Making Yourself

What BBL post-op workout is best?

What workouts should you do to maintain your butt and stomach post-op?

If you’ve been working out prior to your procedure to build a solid foundation of muscle for your lipo’d fat to sit on and graft to, you’ll want to at least maintain that foundation. A well-built gluteus (buttock) muscle will help to create a round, proportionate shape once the transplanted fat has grafted and you’ve fully healed. Especially if it is matched with a slim waist achieved either from dieting, gyming, or from lipo – creating the coveted, pleasing-to-the-eye feminine hourglass figure.

You can help to achieve this with a range of glute – focused exercises both pre and post BBL procedure.

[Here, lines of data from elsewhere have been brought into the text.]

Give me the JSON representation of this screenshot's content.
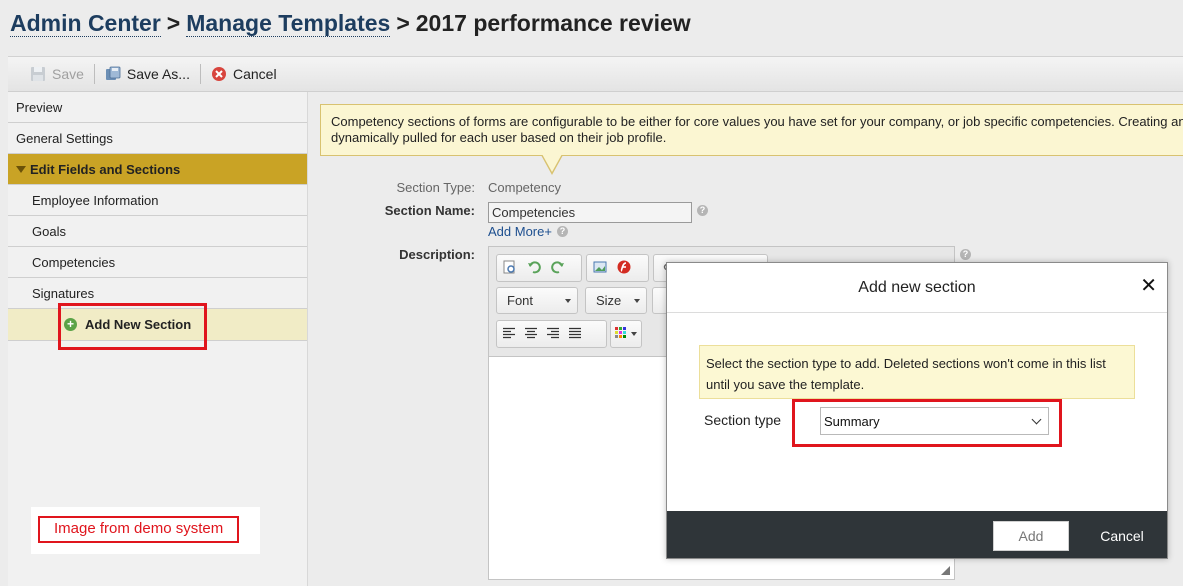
{
  "breadcrumb": {
    "items": [
      "Admin Center",
      "Manage Templates"
    ],
    "separator": ">",
    "current": "2017 performance review"
  },
  "toolbar": {
    "save_label": "Save",
    "save_as_label": "Save As...",
    "cancel_label": "Cancel"
  },
  "sidebar": {
    "items": [
      {
        "label": "Preview"
      },
      {
        "label": "General Settings"
      },
      {
        "label": "Edit Fields and Sections"
      },
      {
        "label": "Employee Information"
      },
      {
        "label": "Goals"
      },
      {
        "label": "Competencies"
      },
      {
        "label": "Signatures"
      },
      {
        "label": "Add New Section"
      }
    ]
  },
  "demo_note": "Image from demo system",
  "main": {
    "banner_line1": "Competency sections of forms are configurable to be either for core values you have set for your company, or job specific competencies. Creating and",
    "banner_line2": "dynamically pulled for each user based on their job profile.",
    "section_type_label": "Section Type:",
    "section_type_value": "Competency",
    "section_name_label": "Section Name:",
    "section_name_value": "Competencies",
    "add_more": "Add More+",
    "description_label": "Description:",
    "editor": {
      "font_label": "Font",
      "size_label": "Size"
    }
  },
  "modal": {
    "title": "Add new section",
    "close": "✕",
    "note": "Select the section type to add. Deleted sections won't come in this list until you save the template.",
    "section_type_label": "Section type",
    "section_type_value": "Summary",
    "add_button": "Add",
    "cancel_button": "Cancel"
  },
  "colors": {
    "accent_gold": "#c9a325",
    "highlight_red": "#e0151d",
    "breadcrumb_link": "#1d3d5f",
    "modal_footer": "#2f3539"
  }
}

The 2 main excersizes include:

1) Squats and their variations (sissy squats, hack squats, alternate leg squats, pistol squats, etc) 

2) Deadlifts and their variations (straight-leg DL, sumo DL, trap-bar DL, wide-grip DL, etc)

These 2 will be the mainstays of your glute-based routines. There is so much variation in the exercise selection, and as they target such large muscles you have the capacity to focus an entire workout around them. Plus they require a lot of energy during the workout and during recovery, so these are also great exercises to really push at if you are trying to burn off some excess fat.

Plus there are other glute-focused exercises such as lunges, hip thrusts/glute-bridges, and these also have a range of variations.

Supporting musculature will also get some side-benefit, such as hamstrings and quad’s, plus these are also large muscles and benefit from focused workouts.

So once healed and recovered, and you have your Doc's green-light - hit the gym and hit those weights! The buttcks, quads and hammies love a hard n heavy workout! So don't be afraid to work them hard, and reap the benefits!